ABN Amro cutting all temporary workers in financial crimes department
ABN Amro is cutting all temporary workers in its financial crime investigation team. The bank is ending its collaboration with specialized secondment and staffing agencies involved in this department, the Financieele Dagblad reported.
Earlier this month, ABN Amro also announced layoffs in its sustainability department, cutting 58 permanent employees and 9 temporary workers. The bank warned that it expected to do “further optimization” in other departments.
The bank also announced in April that it was ending external hiring and not renewing temporary contracts. At the time, it spared the department that investigated signs of criminal money flows, money laundering, and terrorist funding.

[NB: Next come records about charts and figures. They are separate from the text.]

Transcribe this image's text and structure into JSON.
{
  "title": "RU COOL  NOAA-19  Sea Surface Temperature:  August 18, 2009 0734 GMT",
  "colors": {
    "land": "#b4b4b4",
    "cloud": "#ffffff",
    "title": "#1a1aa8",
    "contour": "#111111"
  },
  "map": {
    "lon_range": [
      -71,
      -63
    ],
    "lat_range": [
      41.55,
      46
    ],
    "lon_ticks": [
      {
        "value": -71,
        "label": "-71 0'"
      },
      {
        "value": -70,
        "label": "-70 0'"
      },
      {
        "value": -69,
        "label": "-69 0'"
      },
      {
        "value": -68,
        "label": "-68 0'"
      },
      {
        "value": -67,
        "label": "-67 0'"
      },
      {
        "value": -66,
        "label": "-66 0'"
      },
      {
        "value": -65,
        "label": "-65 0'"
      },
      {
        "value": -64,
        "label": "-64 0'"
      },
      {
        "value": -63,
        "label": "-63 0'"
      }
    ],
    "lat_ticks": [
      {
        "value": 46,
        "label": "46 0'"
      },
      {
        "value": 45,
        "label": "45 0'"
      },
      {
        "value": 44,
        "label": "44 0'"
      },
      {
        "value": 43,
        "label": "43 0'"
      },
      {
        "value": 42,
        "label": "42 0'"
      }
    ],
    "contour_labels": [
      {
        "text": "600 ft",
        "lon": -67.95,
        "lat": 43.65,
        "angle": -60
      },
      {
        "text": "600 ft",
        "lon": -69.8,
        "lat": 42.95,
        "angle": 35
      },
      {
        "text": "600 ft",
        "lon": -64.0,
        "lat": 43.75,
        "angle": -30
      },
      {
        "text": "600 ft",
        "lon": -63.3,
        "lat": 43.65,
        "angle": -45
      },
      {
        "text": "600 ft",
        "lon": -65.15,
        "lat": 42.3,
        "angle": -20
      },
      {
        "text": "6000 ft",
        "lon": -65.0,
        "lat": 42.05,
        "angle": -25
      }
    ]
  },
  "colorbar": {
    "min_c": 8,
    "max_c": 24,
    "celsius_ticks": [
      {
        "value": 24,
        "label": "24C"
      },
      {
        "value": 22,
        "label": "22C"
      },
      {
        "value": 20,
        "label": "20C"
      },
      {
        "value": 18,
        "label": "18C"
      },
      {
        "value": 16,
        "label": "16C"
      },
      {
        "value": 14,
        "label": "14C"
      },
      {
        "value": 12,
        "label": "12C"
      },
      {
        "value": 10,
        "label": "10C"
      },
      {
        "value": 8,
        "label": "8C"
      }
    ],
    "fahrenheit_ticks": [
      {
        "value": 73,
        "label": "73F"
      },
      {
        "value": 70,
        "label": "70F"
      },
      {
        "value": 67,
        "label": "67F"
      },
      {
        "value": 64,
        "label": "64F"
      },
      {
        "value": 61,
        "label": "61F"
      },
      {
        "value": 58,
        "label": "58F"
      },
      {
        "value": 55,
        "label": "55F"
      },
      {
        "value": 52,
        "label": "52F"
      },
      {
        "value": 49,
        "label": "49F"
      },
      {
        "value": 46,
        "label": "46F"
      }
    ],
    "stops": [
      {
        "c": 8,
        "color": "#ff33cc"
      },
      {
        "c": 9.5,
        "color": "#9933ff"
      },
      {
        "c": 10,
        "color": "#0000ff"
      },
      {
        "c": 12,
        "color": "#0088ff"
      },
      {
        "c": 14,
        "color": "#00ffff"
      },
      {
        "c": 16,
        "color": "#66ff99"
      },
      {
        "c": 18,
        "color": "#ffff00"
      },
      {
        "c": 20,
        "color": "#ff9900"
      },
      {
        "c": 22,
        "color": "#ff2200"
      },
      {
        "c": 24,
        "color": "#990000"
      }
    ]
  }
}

But it now sees room to reduce staffing there after shifting to doing some of the detecting work using technology, setting up the Detecting Financial Crime system for the purpose.
ABN Amro also reportedly decided to eliminate more temporary workers because the new collective labor agreement for the temporary employment sector will lead to higher costs for the bank. The agreement takes effect next year and stipulates equal pay for permanent employees and temporary workers. With the costs of external hiring on top of the equal pay, temporary workers will be more expensive than permanent staff.
According to the newspaper, the bank offered to take over some of the temporary workers into permanent employment, but there will be new layoffs. How many is unclear. The involved staffing agencies told FD that the announcement caught them off guard.
Last week, the trade union CNV warned that the Netherlands was on the verge of several massive layoff rounds. At least a third of the businesses with which CNV negotiates have layoffs on the table. Thousands of jobs may be at risk, especially in financial services, industry, retail, and education, CNV chairman Piet Fortuin said.